The End Of Kepler

NASA has given up on efforts to save its $600 million Kepler Space Telescope, which has been used to search for signs of alien life.

An artist's interpretation of the Kepler Space Telescope (NASA).

An artist’s interpretation of the Kepler Space Telescope (NASA).

The news comes after months of testing after a second wheel aboard the telescope failed in May.
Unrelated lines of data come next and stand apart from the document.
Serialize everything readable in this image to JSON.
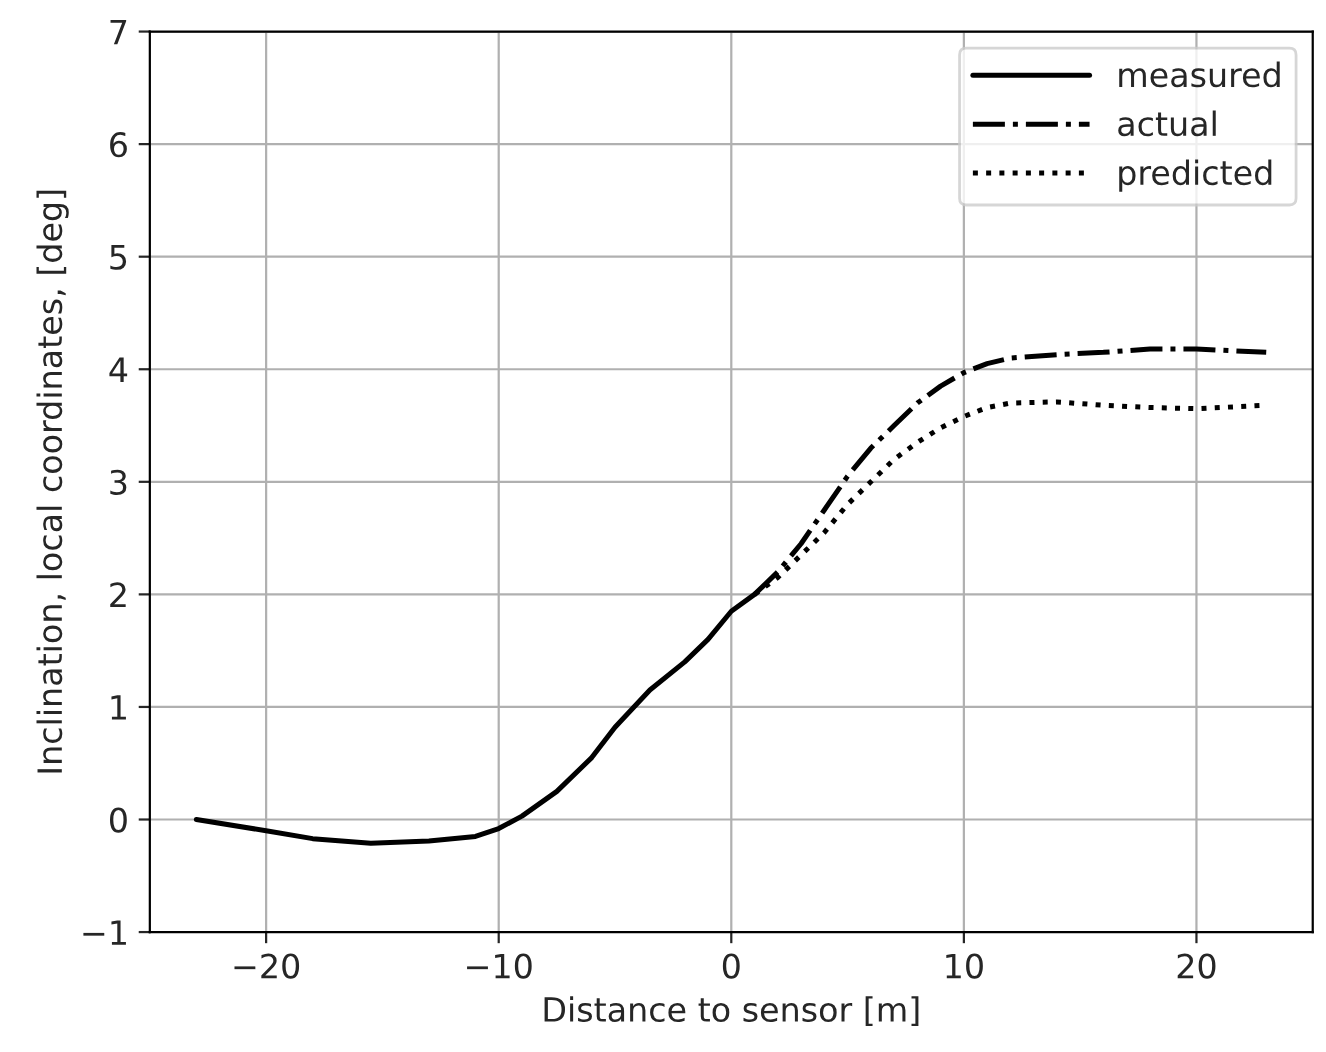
{
  "chart_data": {
    "type": "line",
    "xlabel": "Distance to sensor [m]",
    "ylabel": "Inclination, local coordinates, [deg]",
    "xlim": [
      -25,
      25
    ],
    "ylim": [
      -1,
      7
    ],
    "xticks": [
      {
        "value": -20,
        "label": "−20"
      },
      {
        "value": -10,
        "label": "−10"
      },
      0,
      10,
      20
    ],
    "yticks": [
      {
        "value": -1,
        "label": "−1"
      },
      0,
      1,
      2,
      3,
      4,
      5,
      6,
      7
    ],
    "grid": true,
    "legend": "top right",
    "marker": "none",
    "series": [
      {
        "name": "measured",
        "color": "#000000",
        "line_style": "solid",
        "x": [
          -23,
          -20,
          -18,
          -15.5,
          -13,
          -11,
          -10,
          -9,
          -7.5,
          -6,
          -5,
          -3.5,
          -2,
          -1,
          0,
          1
        ],
        "values": [
          0,
          -0.1,
          -0.17,
          -0.21,
          -0.19,
          -0.15,
          -0.08,
          0.03,
          0.25,
          0.55,
          0.82,
          1.15,
          1.4,
          1.6,
          1.85,
          2.0
        ]
      },
      {
        "name": "actual",
        "color": "#000000",
        "line_style": "dashdot",
        "x": [
          1,
          2,
          3,
          4,
          5,
          6,
          7,
          8,
          9,
          10,
          11,
          12,
          14,
          16,
          18,
          20,
          23
        ],
        "values": [
          2.0,
          2.2,
          2.45,
          2.75,
          3.05,
          3.3,
          3.5,
          3.7,
          3.85,
          3.97,
          4.05,
          4.1,
          4.13,
          4.15,
          4.18,
          4.18,
          4.15
        ]
      },
      {
        "name": "predicted",
        "color": "#000000",
        "line_style": "dotted",
        "x": [
          1,
          2,
          3,
          4,
          5,
          6,
          7,
          8,
          9,
          10,
          11,
          12,
          14,
          16,
          18,
          20,
          23
        ],
        "values": [
          2.0,
          2.15,
          2.35,
          2.55,
          2.8,
          3.0,
          3.2,
          3.35,
          3.48,
          3.58,
          3.66,
          3.7,
          3.71,
          3.68,
          3.66,
          3.65,
          3.68
        ]
      }
    ]
  }
}
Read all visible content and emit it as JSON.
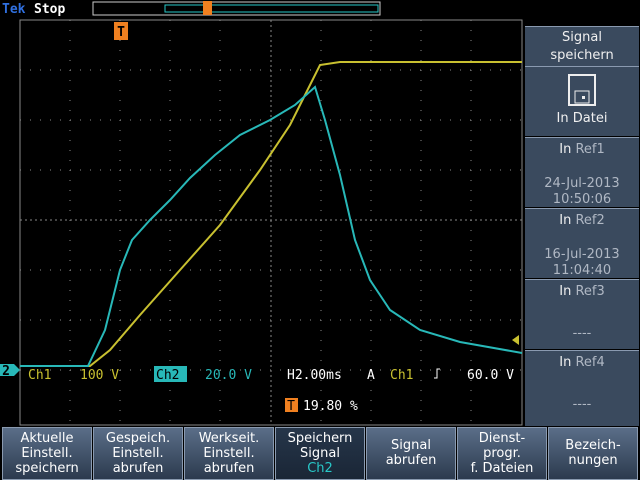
{
  "header": {
    "logo": "Tek",
    "status": "Stop"
  },
  "markers": {
    "trigger": "T",
    "ch2": "2"
  },
  "side_menu": {
    "title": [
      "Signal",
      "speichern"
    ],
    "items": [
      {
        "label": "In Datei"
      },
      {
        "prefix": "In",
        "label": "Ref1",
        "date": "24-Jul-2013",
        "time": "10:50:06"
      },
      {
        "prefix": "In",
        "label": "Ref2",
        "date": "16-Jul-2013",
        "time": "11:04:40"
      },
      {
        "prefix": "In",
        "label": "Ref3",
        "empty": "----"
      },
      {
        "prefix": "In",
        "label": "Ref4",
        "empty": "----"
      }
    ]
  },
  "readout": {
    "ch1": "Ch1",
    "ch1_scale": "100 V",
    "ch2": "Ch2",
    "ch2_scale": "20.0 V",
    "horizontal": "H2.00ms",
    "trigger_mode": "A",
    "trigger_source": "Ch1",
    "trigger_level": "60.0 V",
    "trigger_position": "19.80 %"
  },
  "bottom_menu": [
    [
      "Aktuelle",
      "Einstell.",
      "speichern"
    ],
    [
      "Gespeich.",
      "Einstell.",
      "abrufen"
    ],
    [
      "Werkseit.",
      "Einstell.",
      "abrufen"
    ],
    [
      "Speichern",
      "Signal",
      "Ch2"
    ],
    [
      "Signal",
      "abrufen"
    ],
    [
      "Dienst-",
      "progr.",
      "f. Dateien"
    ],
    [
      "Bezeich-",
      "nungen"
    ]
  ]
}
The wheel was used to point the telescope toward the sun.

“Kepler has made extraordinary discoveries in finding exoplanets including several super-Earths in the habitable zone,” John Grunsfeld, associate administrator for NASA’s Science Mission Directorate in Washington, said. “Knowing that Kepler has successfully collected all the data from its prime mission, I am confident that more amazing discoveries are on the horizon.”

According to NASA, efforts will now focus on researching data the telescope collected throughout its life.

Launched in 2009, Kepler is the first NASA mission able to find Earth-size planets in or near the habitable zone. Kepler has discovered thousands of such planets since its launch.

“At the beginning of our mission, no one knew if Earth-size planets were abundant in the galaxy,” William Borucki, Kepler science principal investigator at NASA’s Ames Research Center in Moffett Field, Calif., said. “If they were rare, we might be alone. Now at the completion of Kepler observations, the data holds the answer to the question that inspired the mission: Are Earths in the habitable zone of stars like our sun common or rare?”

NASA plans to launch a second exoplanet hunting mission in 2017. The James Webb Space Telescope will also help with this endeavor.


2 thoughts on “The End Of Kepler

  1. It is truly sad this piece of equipment couldn’t finish the task it was set to. I can’t wait until the JWST though. The marvels that it will unfold will be even greater than the Hubble.